ONE OF THE INSPIRATIONS for this issue’s theme was a recent book by Jeffrey Escoffier titled Sex, Society, and the Making of Pornography: The Pornographic Object of Knowledge(Rutgers, 2021, reviewed in this issue), much of which focuses specifically upon gay male pornography from the postwar era up to the 1970s. As the book’s title suggests, Escoffier is not looking at porn in a vacuum but in relation to changes that were taking place in sexual behavior and attitudes in society at large—changes that were indeed revolutionary in their sweep and rapidity.

            Jeffrey Escoffier has a long history of LGBT activism and scholarship. He cofounded two important LGBT magazines— The Gay Alternative, in 1972, and out/look, in 1990—and cofounded the San Francisco Lesbian and Gay History Project in 1977. From 1995 to 2015, he served in the NYC Dept. of Health and Mental Hygiene as deputy director of the Office of Gay and Lesbian Health and the director of the Health Media and Marketing Group. His other books on sexual history in the U.S. include Sexual Revolution(2003) and Bigger Than Life: The History of Gay Porn Cinema from Beefcake to Hardcore(2009).
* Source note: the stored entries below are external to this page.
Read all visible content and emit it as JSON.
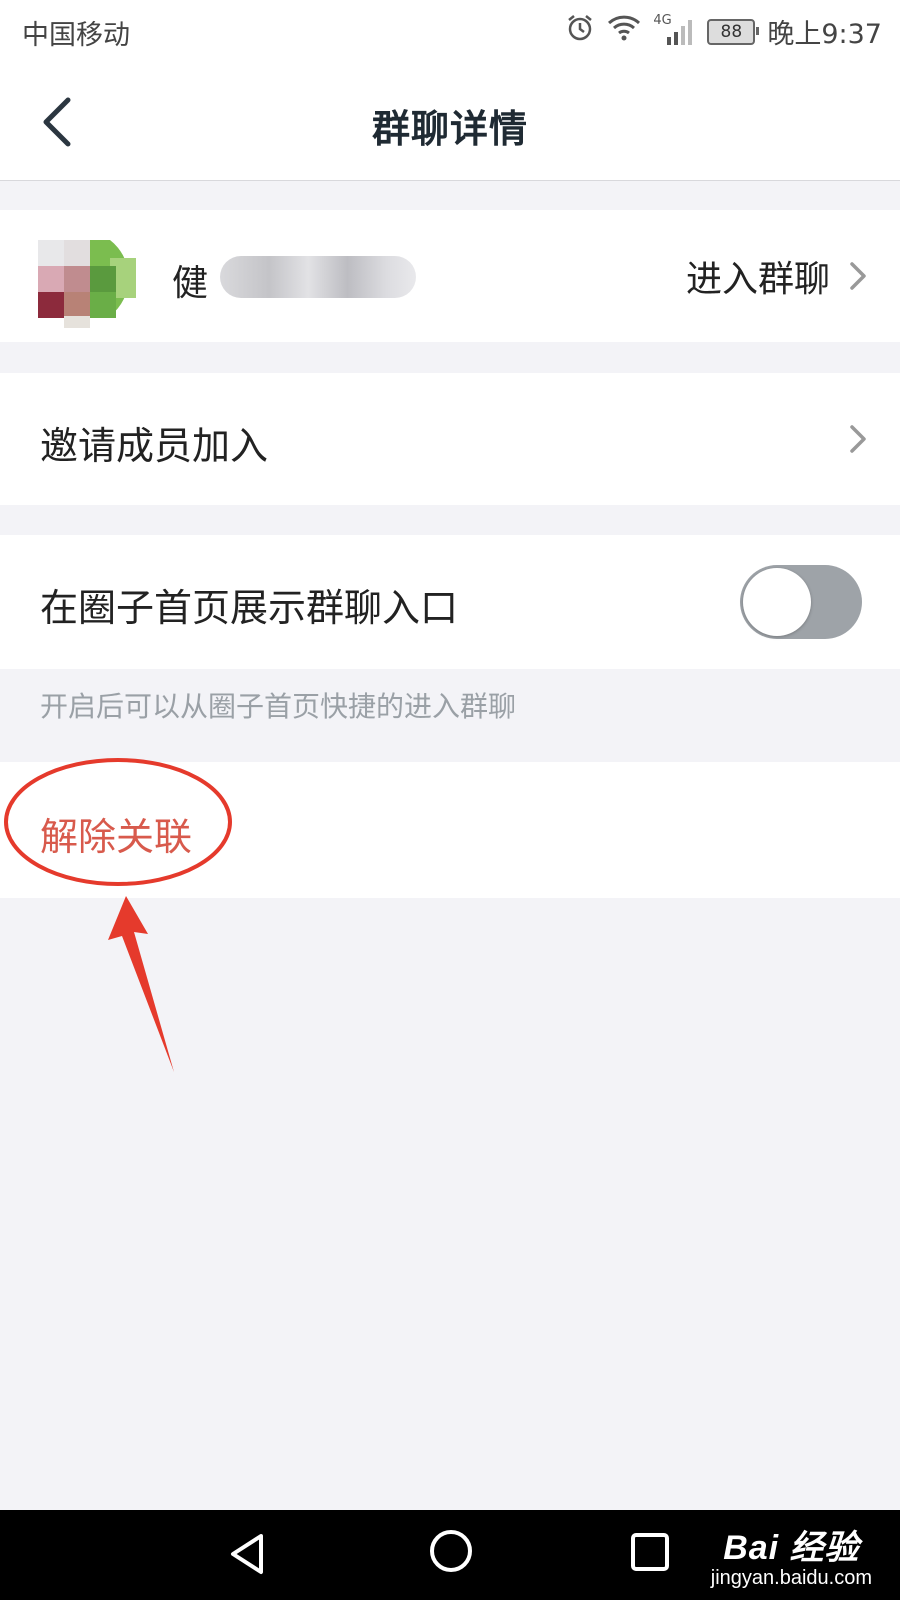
{
  "status_bar": {
    "carrier": "中国移动",
    "battery": "88",
    "network": "4G",
    "time": "晚上9:37"
  },
  "header": {
    "title": "群聊详情"
  },
  "group": {
    "name_visible": "健",
    "enter_label": "进入群聊"
  },
  "menu": {
    "invite_label": "邀请成员加入",
    "show_entry_label": "在圈子首页展示群聊入口",
    "show_entry_toggle": false,
    "show_entry_hint": "开启后可以从圈子首页快捷的进入群聊",
    "unlink_label": "解除关联"
  },
  "watermark": {
    "brand": "Bai 经验",
    "url": "jingyan.baidu.com"
  },
  "colors": {
    "unlink_text": "#d85a4c",
    "annotation": "#e53a2c",
    "toggle_off": "#9ea3a8"
  }
}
            This interview was conducted by phone in early November.

 

Gay & Lesbian Review: So, we’re putting together this issue with the theme of “sexual awakenings,” about the origins of gay sexual culture in the postwar era. Your new book deals with precisely this period, tracing the origins and development of sexually-oriented movies and especially gay pornography. The key chapter for our purposes is titled “From Beefcake to Hardcore,” which traces the arc from the physique magazines of Bob Mizer in the 1950s to the full-penetration movies of the early ’70s. Maybe the signal moment was when the performers went from being models and actors to being essentially sex workers. What made that transition possible?

Jeffrey Escoffier: Well, a couple of things are going on at the same time. One is that in the mainstream culture, there’s a shift toward more sexual frankness in general. A lot of that was driven by changes in the legal status of pornography. Straight porn was going through a major shift, from softcore, which featured female crotch shots (the so-called “beaver films”), and then to more explicitly open legs, and eventually hard penises and penetration. Gay porn moved along at roughly the same pace. Bob Mizer and the “physique” magazine people were also beginning to film hardcore, though it wasn’t shown in theaters. It was mostly sold directly to individual subscribers. That was all happening at around the same time. It became possible to make porn if it had an alibi—some kind of “socially redeeming importance,” following the 1957 Supreme Court ruling [Roth v. United States], which basically just meant that you had to have a plot.